Les moissons commençaient, on envoyait dans les versants sud, les plus précoces, les chantiers de moissonneurs manuels, faucille en main. Chefs de ″nira″ (1) en tête, ils attaquaient les parcelles en bas des pentes suivis par leurs attacheurs ramassant les "poignées" pour les mettre en gerbes. Ceux-ci, bardés de ficelle "sisal" (2) et gardiens de la précieuse gargoulette, devaient aussi ramasser les épis oubliés. Une équipe de trois moissonneurs et un attacheur s'orientaient différemment traçant les chemins de la moissonneuse-lieuse. Il fallait des ouvriers expérimentés pour accomplir ce travail délicat pour façonner des parcelles sans côte trop abrupte pour ne pas fatiguer rapidement les bêtes et adoucir les descentes pour épargner la casse du matériel. C'étaient pour tous des journées harassantes, l'eau devenant vite imbuvable, on se contentait de se rincer la bouche. Nous ne pouvions nous empêcher d'admirer certains moissonneurs. Locomotives de l'équipe, les colons les recherchaient, mais ce n'étaient pas des ouvriers agricoles.

Pour la majorité, petits fellahs, qui venaient rendre ainsi le service que le colon leur avait fait : prêt de matériel, de semence, quelques "chebka" de paille ou de "pousse" , "garoui" de blé ou d'orge lors d'une disette etc... Aussi, sans attendre que le "B'rah"' (3), le mercredi annonce la "touiza" (4) du colon pris à la gorge, ils venaient spontanément.

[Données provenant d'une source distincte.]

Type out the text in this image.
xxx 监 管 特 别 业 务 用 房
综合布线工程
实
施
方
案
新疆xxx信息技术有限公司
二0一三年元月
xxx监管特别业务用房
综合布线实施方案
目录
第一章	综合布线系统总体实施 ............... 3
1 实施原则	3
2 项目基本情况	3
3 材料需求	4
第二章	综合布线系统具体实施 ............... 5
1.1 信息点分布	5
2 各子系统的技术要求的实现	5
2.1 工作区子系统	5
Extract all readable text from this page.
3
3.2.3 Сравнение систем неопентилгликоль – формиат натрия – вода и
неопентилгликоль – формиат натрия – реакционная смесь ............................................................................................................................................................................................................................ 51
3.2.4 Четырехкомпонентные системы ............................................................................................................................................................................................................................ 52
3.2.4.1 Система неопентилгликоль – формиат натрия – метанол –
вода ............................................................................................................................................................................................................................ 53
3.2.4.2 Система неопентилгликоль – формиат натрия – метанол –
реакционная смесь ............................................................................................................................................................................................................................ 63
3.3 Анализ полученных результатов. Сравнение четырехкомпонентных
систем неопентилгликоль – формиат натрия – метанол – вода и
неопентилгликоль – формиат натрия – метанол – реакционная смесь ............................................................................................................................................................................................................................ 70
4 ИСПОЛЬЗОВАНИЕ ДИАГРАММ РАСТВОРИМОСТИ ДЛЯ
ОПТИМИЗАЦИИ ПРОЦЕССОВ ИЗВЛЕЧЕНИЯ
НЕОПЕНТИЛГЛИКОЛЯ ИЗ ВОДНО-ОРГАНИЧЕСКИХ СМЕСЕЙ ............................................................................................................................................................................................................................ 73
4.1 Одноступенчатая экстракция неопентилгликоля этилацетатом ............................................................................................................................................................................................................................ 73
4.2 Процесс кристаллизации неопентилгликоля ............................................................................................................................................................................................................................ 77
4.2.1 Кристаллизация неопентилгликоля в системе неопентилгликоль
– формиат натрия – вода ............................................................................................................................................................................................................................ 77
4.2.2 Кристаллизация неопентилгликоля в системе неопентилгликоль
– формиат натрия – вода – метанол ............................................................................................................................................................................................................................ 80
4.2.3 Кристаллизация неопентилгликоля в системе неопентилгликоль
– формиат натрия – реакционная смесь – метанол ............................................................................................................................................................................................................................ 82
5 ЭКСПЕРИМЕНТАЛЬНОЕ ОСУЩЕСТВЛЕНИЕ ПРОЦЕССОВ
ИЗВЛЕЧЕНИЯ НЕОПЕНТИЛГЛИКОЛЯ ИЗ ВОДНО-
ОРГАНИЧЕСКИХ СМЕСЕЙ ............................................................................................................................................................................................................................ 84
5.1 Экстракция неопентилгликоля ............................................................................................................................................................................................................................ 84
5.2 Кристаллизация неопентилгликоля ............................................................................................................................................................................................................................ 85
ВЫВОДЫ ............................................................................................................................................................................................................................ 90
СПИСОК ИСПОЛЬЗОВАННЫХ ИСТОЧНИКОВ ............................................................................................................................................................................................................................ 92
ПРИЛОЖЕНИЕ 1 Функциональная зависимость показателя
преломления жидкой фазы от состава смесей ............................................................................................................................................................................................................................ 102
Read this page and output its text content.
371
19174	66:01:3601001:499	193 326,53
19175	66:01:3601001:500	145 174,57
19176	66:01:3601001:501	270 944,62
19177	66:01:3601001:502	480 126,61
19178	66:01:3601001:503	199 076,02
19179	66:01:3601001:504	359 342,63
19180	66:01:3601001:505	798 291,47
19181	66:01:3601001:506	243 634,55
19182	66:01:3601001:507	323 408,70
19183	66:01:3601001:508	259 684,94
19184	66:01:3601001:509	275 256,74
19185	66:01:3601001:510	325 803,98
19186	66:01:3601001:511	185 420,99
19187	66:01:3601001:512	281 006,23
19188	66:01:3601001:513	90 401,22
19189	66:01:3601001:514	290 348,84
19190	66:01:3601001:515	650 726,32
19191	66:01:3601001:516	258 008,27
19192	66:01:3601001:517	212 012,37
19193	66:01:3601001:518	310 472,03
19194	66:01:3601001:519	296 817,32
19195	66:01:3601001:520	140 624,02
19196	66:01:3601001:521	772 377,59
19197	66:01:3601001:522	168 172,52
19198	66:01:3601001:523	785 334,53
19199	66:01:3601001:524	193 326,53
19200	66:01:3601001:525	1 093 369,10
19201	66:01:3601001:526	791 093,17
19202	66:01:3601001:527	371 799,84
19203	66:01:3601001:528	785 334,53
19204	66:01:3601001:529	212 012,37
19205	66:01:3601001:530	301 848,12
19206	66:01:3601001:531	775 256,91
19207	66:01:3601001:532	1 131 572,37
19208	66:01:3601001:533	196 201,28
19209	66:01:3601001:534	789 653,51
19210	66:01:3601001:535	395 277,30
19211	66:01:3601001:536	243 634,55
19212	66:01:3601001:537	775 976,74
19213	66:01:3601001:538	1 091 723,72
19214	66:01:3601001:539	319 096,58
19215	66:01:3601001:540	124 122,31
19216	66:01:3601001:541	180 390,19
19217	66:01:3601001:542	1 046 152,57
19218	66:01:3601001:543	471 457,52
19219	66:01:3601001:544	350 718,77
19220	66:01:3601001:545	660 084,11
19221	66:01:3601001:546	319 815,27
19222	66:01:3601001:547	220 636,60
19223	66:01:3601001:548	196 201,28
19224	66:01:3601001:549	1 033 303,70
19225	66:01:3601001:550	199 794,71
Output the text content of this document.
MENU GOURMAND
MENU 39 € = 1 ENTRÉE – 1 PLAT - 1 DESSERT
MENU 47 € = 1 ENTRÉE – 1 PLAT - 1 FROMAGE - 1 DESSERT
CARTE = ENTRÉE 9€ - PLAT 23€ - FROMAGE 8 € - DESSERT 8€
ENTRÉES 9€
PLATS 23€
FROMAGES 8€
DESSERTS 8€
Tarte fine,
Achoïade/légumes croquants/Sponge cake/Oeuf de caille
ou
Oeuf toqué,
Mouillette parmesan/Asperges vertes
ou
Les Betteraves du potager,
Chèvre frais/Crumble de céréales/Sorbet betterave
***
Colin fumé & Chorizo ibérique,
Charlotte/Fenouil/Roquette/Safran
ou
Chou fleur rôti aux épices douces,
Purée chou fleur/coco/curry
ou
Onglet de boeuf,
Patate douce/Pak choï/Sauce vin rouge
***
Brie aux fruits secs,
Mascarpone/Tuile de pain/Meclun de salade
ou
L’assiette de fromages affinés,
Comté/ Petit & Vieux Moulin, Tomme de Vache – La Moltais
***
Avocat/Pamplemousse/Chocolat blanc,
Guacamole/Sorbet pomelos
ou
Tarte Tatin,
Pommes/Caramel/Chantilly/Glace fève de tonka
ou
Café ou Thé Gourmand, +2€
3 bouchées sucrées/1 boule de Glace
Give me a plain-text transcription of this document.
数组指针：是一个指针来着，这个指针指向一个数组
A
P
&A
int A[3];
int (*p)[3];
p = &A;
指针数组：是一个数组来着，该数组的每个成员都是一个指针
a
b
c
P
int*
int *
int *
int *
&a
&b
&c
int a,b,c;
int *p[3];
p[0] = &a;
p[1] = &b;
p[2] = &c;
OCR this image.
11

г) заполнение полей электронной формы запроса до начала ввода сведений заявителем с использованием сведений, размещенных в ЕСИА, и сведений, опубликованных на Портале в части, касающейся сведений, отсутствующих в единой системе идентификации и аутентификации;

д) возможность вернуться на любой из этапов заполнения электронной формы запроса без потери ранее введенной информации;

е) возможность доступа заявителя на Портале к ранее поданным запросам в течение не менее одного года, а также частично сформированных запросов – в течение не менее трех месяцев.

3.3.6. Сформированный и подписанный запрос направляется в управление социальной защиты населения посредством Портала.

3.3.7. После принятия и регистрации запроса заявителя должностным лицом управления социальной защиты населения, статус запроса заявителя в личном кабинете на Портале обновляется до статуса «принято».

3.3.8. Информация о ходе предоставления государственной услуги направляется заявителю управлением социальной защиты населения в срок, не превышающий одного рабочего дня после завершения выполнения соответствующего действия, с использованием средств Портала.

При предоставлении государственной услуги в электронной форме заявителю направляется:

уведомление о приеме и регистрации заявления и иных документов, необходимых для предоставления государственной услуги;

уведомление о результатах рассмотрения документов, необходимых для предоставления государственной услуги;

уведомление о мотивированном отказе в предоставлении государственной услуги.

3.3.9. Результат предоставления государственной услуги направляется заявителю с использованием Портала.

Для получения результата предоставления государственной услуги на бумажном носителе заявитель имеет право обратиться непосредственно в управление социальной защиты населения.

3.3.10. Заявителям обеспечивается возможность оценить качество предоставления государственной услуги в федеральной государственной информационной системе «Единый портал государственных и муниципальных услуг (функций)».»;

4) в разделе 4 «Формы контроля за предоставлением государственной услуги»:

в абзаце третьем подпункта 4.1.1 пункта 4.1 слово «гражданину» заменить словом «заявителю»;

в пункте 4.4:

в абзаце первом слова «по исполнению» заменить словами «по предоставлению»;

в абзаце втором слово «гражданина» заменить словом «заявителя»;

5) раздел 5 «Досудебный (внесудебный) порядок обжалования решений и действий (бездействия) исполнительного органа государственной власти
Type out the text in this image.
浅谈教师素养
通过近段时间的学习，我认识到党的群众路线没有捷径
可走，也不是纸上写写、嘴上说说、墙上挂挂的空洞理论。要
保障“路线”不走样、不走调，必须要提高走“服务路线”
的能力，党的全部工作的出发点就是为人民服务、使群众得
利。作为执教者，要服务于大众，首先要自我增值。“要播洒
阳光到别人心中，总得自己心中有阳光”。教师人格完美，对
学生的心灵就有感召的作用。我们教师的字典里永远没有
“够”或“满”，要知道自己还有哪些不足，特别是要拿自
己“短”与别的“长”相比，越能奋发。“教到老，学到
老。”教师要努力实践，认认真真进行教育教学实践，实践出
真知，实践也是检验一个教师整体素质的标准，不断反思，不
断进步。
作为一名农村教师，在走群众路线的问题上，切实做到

Non loin de là, tournait dans un grand bruit métallique et de commandements gutturaux, la moissonneuse-lieuse. Le poste sur le siège de la machine, réservé au fils du patron ou au chef des ouvriers, n'était pas de tout repos. Ballotté en tous sens par les secousses du sol desséché, agrippé aux manettes pour régler la hauteur de coupe, la position du fil d'attache sur les gerbes, l'inclination des bras, il fallait tenir bon sous peine de se voir désarçonné comme par un cheval rétif. La fourche en bois à portée de la main, il fallait guetter les "issri" (5) coupés et les rejeter hors du tablier, avant qu'ils ne bloquent les toiles et les déchirent. Si on le ratait, il fallait détendre les toiles, les enlever des rouleaux, harcelés par les taons, piqués par ce maudit chardon, et tout remonter dare dare.

Nos vieux ouvriers, assez peu portés sur la mécanique, excellaient par contre dans les réparations de fortune. Tous les matins, ils partaient avec une provision de fil de fer récupéré sur les bottes de fourrage. Si une pièce de fonte ou un axe cassait après un heurt sur une pierre ou dans une secousse sur le sol crevassé, ils descendaient et passaient de longs moments enfouis sous l'engin, harcelés par les mouches, piqués par le chaume, appelant le conducteur des mulets pour qu'il leur donne un outil, pestant, jurant et transpirant. La tenaille et le marteau en main, leurs outils favoris, ils réparaient ! Il faut reconnaître que leurs interventions permettaient souvent de finir la saison sans changer la pièce cassée qui, enrobée d'un entrelacs de fils de fer, ressemblait à un membre plâtré.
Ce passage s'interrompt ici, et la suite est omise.